Splicetoday

Music
Aug 20, 2008, 12:38PM

Maybe The Music Business Is Finally Getting It

Warner Music, one of the four major labels, is seriously investigating a way to change the economics of their business. In addition to their own profits, they're keenly aware that the best artists really do need to make enough money to live as professionals. Their solution won't seem radical to anyone familiar with eMusic, but it's a pretty big step for companies still trying to squeeze money out of CDs.

Jim Griffin consults for Warner, one of the four major music labels, and he sees a disturbing sight when he looks around at the digital music landscape. Taking music without paying for it may not be "morally voluntary," Griffin says, but he admits it has become "functionally voluntary." No civilized society, he adds, can endure "purely voluntary payment for art, knowledge, and culture." So Griffin's job is to help Warner monetize digital music, and he's convinced that the issue of payment for music is nothing less than "our generation's nuclear power." If our society can monetize music in a balanced, consumer-friendly way, the results will be awesome.

Speaking today at the Progress & Freedom Foundation's annual Aspen conference, Griffin made an impassioned case for music and the importance of monetizing it. He started from the premise, of course, that those who create art should be able to profit from their creative work.

Griffin's most intriguing idea, and one he's been pitching for some time now, is a voluntary, blanket music license; essentially, bringing the collection society model to end users. In this model, consumers would pay royalties into a pot (by paying an extra monthly fee to their ISPs, for instance) and would then have access to all the music from all the labels that participate in the scheme.

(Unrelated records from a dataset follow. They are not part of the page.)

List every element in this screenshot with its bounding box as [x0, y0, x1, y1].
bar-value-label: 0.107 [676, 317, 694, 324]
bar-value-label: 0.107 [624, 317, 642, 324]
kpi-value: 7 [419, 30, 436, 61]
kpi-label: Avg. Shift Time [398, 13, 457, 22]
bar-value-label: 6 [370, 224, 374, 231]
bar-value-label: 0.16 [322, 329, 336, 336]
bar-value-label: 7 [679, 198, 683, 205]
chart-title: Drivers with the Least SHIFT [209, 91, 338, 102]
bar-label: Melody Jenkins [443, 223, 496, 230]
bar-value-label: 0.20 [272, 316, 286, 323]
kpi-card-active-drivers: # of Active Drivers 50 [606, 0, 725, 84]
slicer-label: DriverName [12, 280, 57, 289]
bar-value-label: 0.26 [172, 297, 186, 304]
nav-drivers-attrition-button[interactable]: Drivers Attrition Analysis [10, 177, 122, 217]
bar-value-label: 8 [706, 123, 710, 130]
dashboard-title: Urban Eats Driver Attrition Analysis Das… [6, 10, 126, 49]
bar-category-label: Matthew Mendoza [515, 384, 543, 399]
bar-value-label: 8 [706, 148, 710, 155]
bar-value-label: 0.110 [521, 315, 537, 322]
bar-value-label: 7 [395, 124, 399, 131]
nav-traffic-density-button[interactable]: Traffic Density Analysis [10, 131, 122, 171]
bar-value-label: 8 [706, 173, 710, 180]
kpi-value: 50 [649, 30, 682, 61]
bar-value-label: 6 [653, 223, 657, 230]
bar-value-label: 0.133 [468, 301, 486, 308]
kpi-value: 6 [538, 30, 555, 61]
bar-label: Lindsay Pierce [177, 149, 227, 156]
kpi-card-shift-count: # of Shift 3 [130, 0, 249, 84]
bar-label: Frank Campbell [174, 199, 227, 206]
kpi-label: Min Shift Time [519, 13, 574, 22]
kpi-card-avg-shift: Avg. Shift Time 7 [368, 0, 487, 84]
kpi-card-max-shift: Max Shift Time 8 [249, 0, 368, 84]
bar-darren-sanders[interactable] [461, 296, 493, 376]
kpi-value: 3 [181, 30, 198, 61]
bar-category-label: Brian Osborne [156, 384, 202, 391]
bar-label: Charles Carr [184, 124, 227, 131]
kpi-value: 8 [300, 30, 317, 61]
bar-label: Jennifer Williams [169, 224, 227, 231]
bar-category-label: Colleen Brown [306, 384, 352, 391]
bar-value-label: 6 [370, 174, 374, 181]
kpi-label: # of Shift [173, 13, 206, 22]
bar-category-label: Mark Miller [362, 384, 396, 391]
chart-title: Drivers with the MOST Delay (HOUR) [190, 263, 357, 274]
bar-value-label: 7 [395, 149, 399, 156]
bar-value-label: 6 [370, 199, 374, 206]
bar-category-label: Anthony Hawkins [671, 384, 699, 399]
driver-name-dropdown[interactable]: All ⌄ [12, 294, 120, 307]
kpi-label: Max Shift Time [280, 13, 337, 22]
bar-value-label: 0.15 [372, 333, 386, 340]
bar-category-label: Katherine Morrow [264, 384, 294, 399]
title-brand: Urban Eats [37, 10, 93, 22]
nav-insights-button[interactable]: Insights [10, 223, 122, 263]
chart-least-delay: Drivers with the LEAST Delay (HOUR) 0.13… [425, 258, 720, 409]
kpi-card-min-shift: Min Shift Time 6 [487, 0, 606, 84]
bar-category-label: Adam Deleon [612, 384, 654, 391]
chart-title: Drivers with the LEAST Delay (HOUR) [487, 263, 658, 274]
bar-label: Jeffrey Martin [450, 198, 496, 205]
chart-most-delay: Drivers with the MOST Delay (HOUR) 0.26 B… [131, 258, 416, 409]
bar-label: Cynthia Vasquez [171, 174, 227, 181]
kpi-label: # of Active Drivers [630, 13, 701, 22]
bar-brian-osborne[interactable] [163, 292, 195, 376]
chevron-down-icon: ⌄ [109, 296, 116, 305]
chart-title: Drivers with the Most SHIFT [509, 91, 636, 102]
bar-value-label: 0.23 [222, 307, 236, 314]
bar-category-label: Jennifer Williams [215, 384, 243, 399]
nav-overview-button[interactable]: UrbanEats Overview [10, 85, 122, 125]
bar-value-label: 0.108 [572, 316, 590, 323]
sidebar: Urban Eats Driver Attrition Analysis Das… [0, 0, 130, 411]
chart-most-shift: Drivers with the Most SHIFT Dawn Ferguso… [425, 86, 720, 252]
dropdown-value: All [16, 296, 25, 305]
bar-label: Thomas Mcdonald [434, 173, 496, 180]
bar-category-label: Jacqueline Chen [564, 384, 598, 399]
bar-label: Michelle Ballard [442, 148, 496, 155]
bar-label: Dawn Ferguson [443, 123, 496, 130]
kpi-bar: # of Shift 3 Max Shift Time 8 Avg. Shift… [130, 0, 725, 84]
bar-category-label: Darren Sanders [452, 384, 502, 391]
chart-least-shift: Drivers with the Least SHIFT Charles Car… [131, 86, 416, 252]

While quick to stress that he isn't in favor of a compulsory (i.e., government-mandated) blanket license, Griffin is convinced that a blanket license is the way to make it almost frictionless for consumers to access a huge collection of music. How this would work in practice still remains unclear—would users be allowed to keep the music they download after they stop paying a fee? What about bands and labels that don't sign on? etc.—and some versions of the idea start to sound a lot like existing subscription services.